Highland News Leader

Corn yields called average, soybeans better than expected

Jake Frey of rural Pocahontas unloads on the go into a grain cart driven by Billy Dunnigan as he continues to shell corn Friday.
Jake Frey of rural Pocahontas unloads on the go into a grain cart driven by Billy Dunnigan as he continues to shell corn Friday. News Leader

Area farmers are experiencing “average” corn yields this fall.

Bob Luitjohan, president of Oberbeck Grain Co. in Highland, said while some farmers reported producing more than 200 per acre this harvest, most yields are running about 165 to 170 bushels per acre.

“The corn yields are actually better than I thought they would be,” he said. “I was anticipating, with the heavy rains earlier this spring, it would have led to smaller crop yields this fall.”

Overall, Illinois corn yields are at 171.64 bushels an acre, down from the 200 bushels an acre produced last year, according to the U.S. Department of Agriculture (USDA).

The USDA projection, however, is above the state’s three-year average of 163.01 corn bushels an acre.

According to statistics compiled by Darin Grotefendt, a crop insurance specialist with Farm Credit in Illinois, Madison County farmers on average produced 130.625 bushels of corn per acre from 2006-13.

Last fall, local farmers experienced a bumper corn crop, with some farmers producing between 220-250 bushels of corn per acre, Luitjohan said.

Darrel Good, a University of Illinois agricultural economist, said there is some question whether the projections will change enough this fall to result in higher prices than currently forecast and reflected in the futures market.

“Prospects for year-ending stocks to be smaller than the current projection of 1.713 billion bushels could come from a smaller production forecast or from a larger consumption forecast,” Good said.

Last year, Madison County farmers planted 107,800 acres of corn and 111,800 acres of soybeans.

This year’s acreage totals were not available on Monday. But Grotefendt said he didn’t expect a significant change for last year’s numbers.

Soybean yields up

The area’s soybean crop was going better than Luitjohan anticipated.

“The first crop soybean yield was running between 60 to 70 bushels per acre,” he said on Friday.

But Luitjohan expected double crop soybean production will likely be considerably less, because of the June rains. This was the wettest June since the National Weather Service began keeping such records in the late 1800s.

Illinois, however, still led the nation in soybeans planted with 10.1 million acres in the ground, 300,000 more than last year, according to the USDA.

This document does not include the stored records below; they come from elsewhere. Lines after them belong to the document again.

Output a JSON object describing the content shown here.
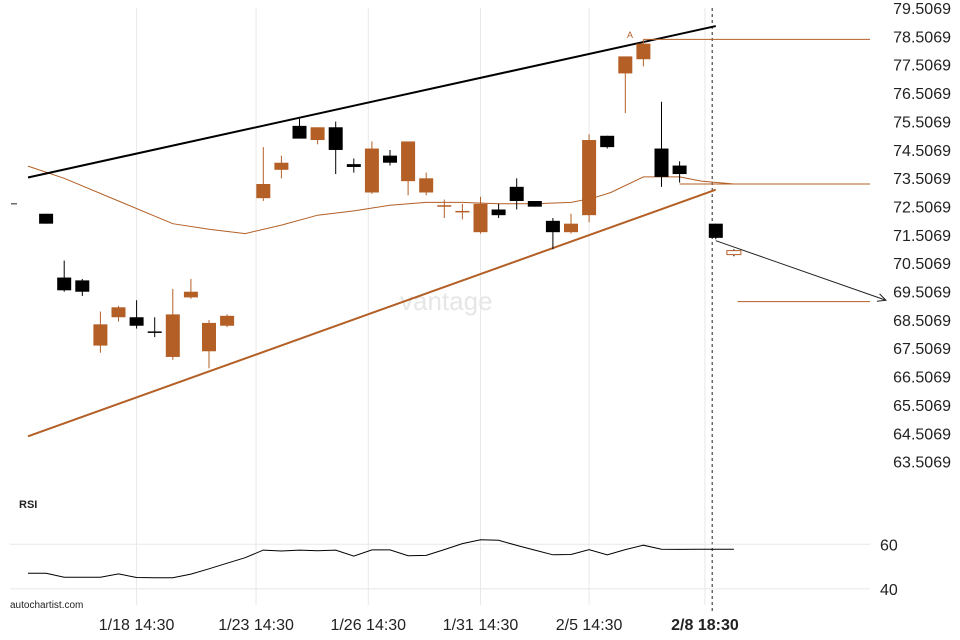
{
  "brand": "autochartist.com",
  "watermark": "vantage",
  "rsi_label": "RSI",
  "pattern_point_label": "A",
  "colors": {
    "up": "#b35f26",
    "down": "#000000",
    "support": "#b35f26",
    "resistance": "#000000",
    "grid": "#e8e8e8"
  },
  "chart_data": {
    "type": "candlestick",
    "price_axis": {
      "min": 62.5069,
      "max": 79.5069,
      "ticks": [
        "79.5069",
        "78.5069",
        "77.5069",
        "76.5069",
        "75.5069",
        "74.5069",
        "73.5069",
        "72.5069",
        "71.5069",
        "70.5069",
        "69.5069",
        "68.5069",
        "67.5069",
        "66.5069",
        "65.5069",
        "64.5069",
        "63.5069"
      ]
    },
    "time_labels": [
      {
        "label": "1/18 14:30",
        "i": 3
      },
      {
        "label": "1/23 14:30",
        "i": 6.3
      },
      {
        "label": "1/26 14:30",
        "i": 9.4
      },
      {
        "label": "1/31 14:30",
        "i": 12.5
      },
      {
        "label": "2/5 14:30",
        "i": 15.5
      },
      {
        "label": "2/8 18:30",
        "i": 18.7,
        "bold": true
      }
    ],
    "candles": [
      {
        "i": 0.5,
        "o": 72.25,
        "h": 72.25,
        "l": 71.9,
        "c": 71.9
      },
      {
        "i": 1.0,
        "o": 70.0,
        "h": 70.6,
        "l": 69.5,
        "c": 69.55
      },
      {
        "i": 1.5,
        "o": 69.9,
        "h": 69.95,
        "l": 69.35,
        "c": 69.5
      },
      {
        "i": 2.0,
        "o": 67.6,
        "h": 68.8,
        "l": 67.35,
        "c": 68.35
      },
      {
        "i": 2.5,
        "o": 68.6,
        "h": 69.0,
        "l": 68.45,
        "c": 68.95
      },
      {
        "i": 3.0,
        "o": 68.6,
        "h": 69.2,
        "l": 68.2,
        "c": 68.3
      },
      {
        "i": 3.5,
        "o": 68.1,
        "h": 68.6,
        "l": 67.9,
        "c": 68.05
      },
      {
        "i": 4.0,
        "o": 67.2,
        "h": 69.6,
        "l": 67.1,
        "c": 68.7
      },
      {
        "i": 4.5,
        "o": 69.3,
        "h": 69.95,
        "l": 69.25,
        "c": 69.5
      },
      {
        "i": 5.0,
        "o": 67.4,
        "h": 68.5,
        "l": 66.8,
        "c": 68.4
      },
      {
        "i": 5.5,
        "o": 68.3,
        "h": 68.7,
        "l": 68.25,
        "c": 68.65
      },
      {
        "i": 6.5,
        "o": 72.8,
        "h": 74.6,
        "l": 72.7,
        "c": 73.3
      },
      {
        "i": 7.0,
        "o": 73.8,
        "h": 74.3,
        "l": 73.5,
        "c": 74.05
      },
      {
        "i": 7.5,
        "o": 75.35,
        "h": 75.6,
        "l": 74.95,
        "c": 74.9
      },
      {
        "i": 8.0,
        "o": 74.85,
        "h": 75.3,
        "l": 74.7,
        "c": 75.3
      },
      {
        "i": 8.5,
        "o": 75.3,
        "h": 75.5,
        "l": 73.65,
        "c": 74.5
      },
      {
        "i": 9.0,
        "o": 74.0,
        "h": 74.2,
        "l": 73.7,
        "c": 73.9
      },
      {
        "i": 9.5,
        "o": 73.0,
        "h": 74.8,
        "l": 72.95,
        "c": 74.55
      },
      {
        "i": 10.0,
        "o": 74.3,
        "h": 74.5,
        "l": 73.95,
        "c": 74.05
      },
      {
        "i": 10.5,
        "o": 73.4,
        "h": 74.8,
        "l": 72.9,
        "c": 74.8
      },
      {
        "i": 11.0,
        "o": 73.0,
        "h": 73.7,
        "l": 72.9,
        "c": 73.5
      },
      {
        "i": 11.5,
        "o": 72.5,
        "h": 72.75,
        "l": 72.1,
        "c": 72.55
      },
      {
        "i": 12.0,
        "o": 72.35,
        "h": 72.6,
        "l": 72.05,
        "c": 72.35
      },
      {
        "i": 12.5,
        "o": 71.6,
        "h": 72.85,
        "l": 71.55,
        "c": 72.6
      },
      {
        "i": 13.0,
        "o": 72.4,
        "h": 72.6,
        "l": 72.1,
        "c": 72.2
      },
      {
        "i": 13.5,
        "o": 73.2,
        "h": 73.5,
        "l": 72.4,
        "c": 72.7
      },
      {
        "i": 14.0,
        "o": 72.7,
        "h": 72.7,
        "l": 72.5,
        "c": 72.5
      },
      {
        "i": 14.5,
        "o": 72.0,
        "h": 72.1,
        "l": 71.0,
        "c": 71.6
      },
      {
        "i": 15.0,
        "o": 71.6,
        "h": 72.25,
        "l": 71.55,
        "c": 71.9
      },
      {
        "i": 15.5,
        "o": 72.2,
        "h": 75.05,
        "l": 71.95,
        "c": 74.85
      },
      {
        "i": 16.0,
        "o": 75.0,
        "h": 75.0,
        "l": 74.55,
        "c": 74.6
      },
      {
        "i": 16.5,
        "o": 77.2,
        "h": 77.8,
        "l": 75.8,
        "c": 77.8
      },
      {
        "i": 17.0,
        "o": 77.7,
        "h": 78.4,
        "l": 77.45,
        "c": 78.25
      },
      {
        "i": 17.5,
        "o": 74.55,
        "h": 76.2,
        "l": 73.2,
        "c": 73.55
      },
      {
        "i": 18.0,
        "o": 73.95,
        "h": 74.1,
        "l": 73.35,
        "c": 73.65
      },
      {
        "i": 19.0,
        "o": 71.9,
        "h": 71.9,
        "l": 71.35,
        "c": 71.4
      }
    ],
    "forecast_candle": {
      "i": 19.5,
      "o": 70.95,
      "h": 71.0,
      "l": 70.75,
      "c": 70.85
    },
    "moving_average": [
      [
        0.0,
        73.93
      ],
      [
        1.0,
        73.5
      ],
      [
        2.5,
        72.7
      ],
      [
        4.0,
        71.9
      ],
      [
        5.0,
        71.7
      ],
      [
        6.0,
        71.55
      ],
      [
        7.0,
        71.85
      ],
      [
        8.0,
        72.2
      ],
      [
        9.0,
        72.35
      ],
      [
        10.0,
        72.55
      ],
      [
        11.0,
        72.65
      ],
      [
        12.0,
        72.65
      ],
      [
        13.0,
        72.6
      ],
      [
        14.0,
        72.6
      ],
      [
        15.0,
        72.65
      ],
      [
        15.6,
        72.8
      ],
      [
        16.1,
        73.0
      ],
      [
        17.0,
        73.55
      ],
      [
        18.0,
        73.55
      ],
      [
        18.6,
        73.4
      ],
      [
        19.5,
        73.3
      ]
    ],
    "resistance_line": {
      "from": [
        0.0,
        73.53
      ],
      "to": [
        19.0,
        78.87
      ]
    },
    "support_line": {
      "from": [
        0.0,
        64.4
      ],
      "to": [
        19.0,
        73.1
      ]
    },
    "level_lines": [
      {
        "from_i": 17.0,
        "to_i": 24.0,
        "value": 78.4
      },
      {
        "from_i": 18.0,
        "to_i": 24.0,
        "value": 73.3
      },
      {
        "from_i": 19.6,
        "to_i": 24.0,
        "value": 69.15
      }
    ],
    "forecast_arrow": {
      "from": [
        19.0,
        71.3
      ],
      "to": [
        23.7,
        69.2
      ]
    },
    "projection_time_i": 18.9,
    "rsi": {
      "ticks": [
        "60",
        "40"
      ],
      "tick_values": [
        60,
        40
      ],
      "min": 35,
      "max": 70,
      "values": [
        [
          0.0,
          47.0
        ],
        [
          0.5,
          47.0
        ],
        [
          1.0,
          45.2
        ],
        [
          1.5,
          45.2
        ],
        [
          2.0,
          45.2
        ],
        [
          2.5,
          46.7
        ],
        [
          3.0,
          45.1
        ],
        [
          3.5,
          45.0
        ],
        [
          4.0,
          45.0
        ],
        [
          4.5,
          46.6
        ],
        [
          5.0,
          49.0
        ],
        [
          5.5,
          51.5
        ],
        [
          6.0,
          54.0
        ],
        [
          6.5,
          57.4
        ],
        [
          7.0,
          57.0
        ],
        [
          7.5,
          57.4
        ],
        [
          8.0,
          57.1
        ],
        [
          8.5,
          57.4
        ],
        [
          9.0,
          54.7
        ],
        [
          9.5,
          57.5
        ],
        [
          10.0,
          57.5
        ],
        [
          10.5,
          54.9
        ],
        [
          11.0,
          55.0
        ],
        [
          11.5,
          57.6
        ],
        [
          12.0,
          60.3
        ],
        [
          12.5,
          62.0
        ],
        [
          13.0,
          61.8
        ],
        [
          13.5,
          59.5
        ],
        [
          14.0,
          57.4
        ],
        [
          14.5,
          55.3
        ],
        [
          15.0,
          55.4
        ],
        [
          15.5,
          57.6
        ],
        [
          16.0,
          55.3
        ],
        [
          16.5,
          57.6
        ],
        [
          17.0,
          59.6
        ],
        [
          17.5,
          57.8
        ],
        [
          18.0,
          57.7
        ],
        [
          18.5,
          57.8
        ],
        [
          19.5,
          57.8
        ]
      ]
    }
  }
}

It was second in corn acres with 11.8 million, 100,000 less than last year.

The USDA earlier boosted estimates for domestic output of soybeans this fall, which initially drove soybean prices lower.

The USDA pegged the harvest at 3.935 billion bushels on yields of 47.1 bushels an acre, surpassing analysts’ estimates for 3.838-billion-bushel production on yields of 46 bushels an acre.

Futures running mixed

Grain futures were running mixed Monday morning.

Corn for December delivery, the most actively traded contract, the price was running at $3.7520 a bushel on the Chicago Board of Trade, while November soybeans were at $8.94 a bushel.

Locally, corn prices were running slightly lower at $3.66 a bushel at Oberbeck’s Highland location, and $3.86 at its New Douglas facility.

Soybeans were running $8.74 a bushel at both of Oberbeck’s locations on Monday morning.

Luitjohan said he expects the corn and soybean prices will remain pretty consistent for the next two weeks or so.